IHF President Paul Gallagher commented, “At a time when many tourism businesses are struggling to survive it’s unacceptable that the Government’s focus is on restoring an outdated wage-setting mechanism that severely undermines the viability of Ireland’s tourism industry”.
He continued, “We’re calling on the Government to show political gumption and face down short-sighted demands by those seeking to retain the status quo.
“Job creation should not be all about the smart economy. We have a Government that is attempting to pull out all the stops to create jobs in the IT and innovation sector but their words and actions are not aligned when it comes to tourism – one of the country’s largest indigenous industries.
“On the one hand we have supportive tourism initiatives such as a reduced VAT rate while on the other hand we have additional costs being imposed on tourism businesses in the form of JLCs. What we’d like is for Fine Gael, in particular, to show the courage of its convictions and follow a pro-business agenda that allows tourism to live up to its potential to act as a major engine for growth and job creation.”
Payroll is the largest element of hotel and guesthouses’ costs, representing 42 per cent relative to turnover following significant increases over the last decade and he urged the Government to create an environment that safeguards the 56,000 employees in hotels and guesthouses allowing for growth in employment.
If enacted, the proposed legislation would undermine industry and State efforts to promote the tourism sector as a driver for economic growth.
Hotels and guesthouses, many of which are operating at a loss, are being forced to pay a premium over and above the national minimum wage, he stated, adding, “Businesses can no longer be shackled with an obsolete system which imposes excessive wage demands and complex compliance requirements. The proposed legislation makes no sense for our country and is neither appropriate nor fit-for-purpose in a modern competitive economy. It has lost its relevance with the introduction of the National Minimum Wage Act and other extensive employment legislation.

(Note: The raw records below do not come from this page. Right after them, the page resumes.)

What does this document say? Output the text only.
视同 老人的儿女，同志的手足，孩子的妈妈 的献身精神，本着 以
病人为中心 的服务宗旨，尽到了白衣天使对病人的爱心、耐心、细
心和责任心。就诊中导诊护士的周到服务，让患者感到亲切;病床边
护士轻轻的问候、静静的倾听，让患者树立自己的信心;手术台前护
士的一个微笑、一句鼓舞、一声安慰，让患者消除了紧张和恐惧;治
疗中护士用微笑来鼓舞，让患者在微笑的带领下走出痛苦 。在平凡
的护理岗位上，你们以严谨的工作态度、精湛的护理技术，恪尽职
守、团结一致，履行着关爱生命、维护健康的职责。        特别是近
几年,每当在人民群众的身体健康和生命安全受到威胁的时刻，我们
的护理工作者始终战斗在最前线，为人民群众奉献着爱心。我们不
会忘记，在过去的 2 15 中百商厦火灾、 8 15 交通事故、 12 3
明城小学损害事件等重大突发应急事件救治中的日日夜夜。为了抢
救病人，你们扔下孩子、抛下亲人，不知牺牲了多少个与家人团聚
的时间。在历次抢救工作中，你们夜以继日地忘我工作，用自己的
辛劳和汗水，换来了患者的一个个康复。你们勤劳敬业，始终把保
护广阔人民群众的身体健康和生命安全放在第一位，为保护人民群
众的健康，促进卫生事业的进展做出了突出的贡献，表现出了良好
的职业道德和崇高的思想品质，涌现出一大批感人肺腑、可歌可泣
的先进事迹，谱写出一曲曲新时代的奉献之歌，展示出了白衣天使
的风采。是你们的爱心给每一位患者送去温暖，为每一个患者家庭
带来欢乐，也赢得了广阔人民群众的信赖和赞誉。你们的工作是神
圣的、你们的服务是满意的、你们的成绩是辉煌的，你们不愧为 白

“It is astonishing that, while 440,000 people are on the live register, the Government is seeking to create another barrier to creating employment. By re-instating the JLC system the Government will, in fact, be facilitating an increase in the number of people on the live register.”
The IHF represents almost 900 hotels and guesthouses throughout the country which employ 56,000 people. The fundamental problem with the JLC system is that the main legislatively-determined wage rates reflect the economic peak of 2007 rather than the dramatically worsened position of 2012 in which hotels across the board are experiencing dramatically reduced revenue and capacity utilisation.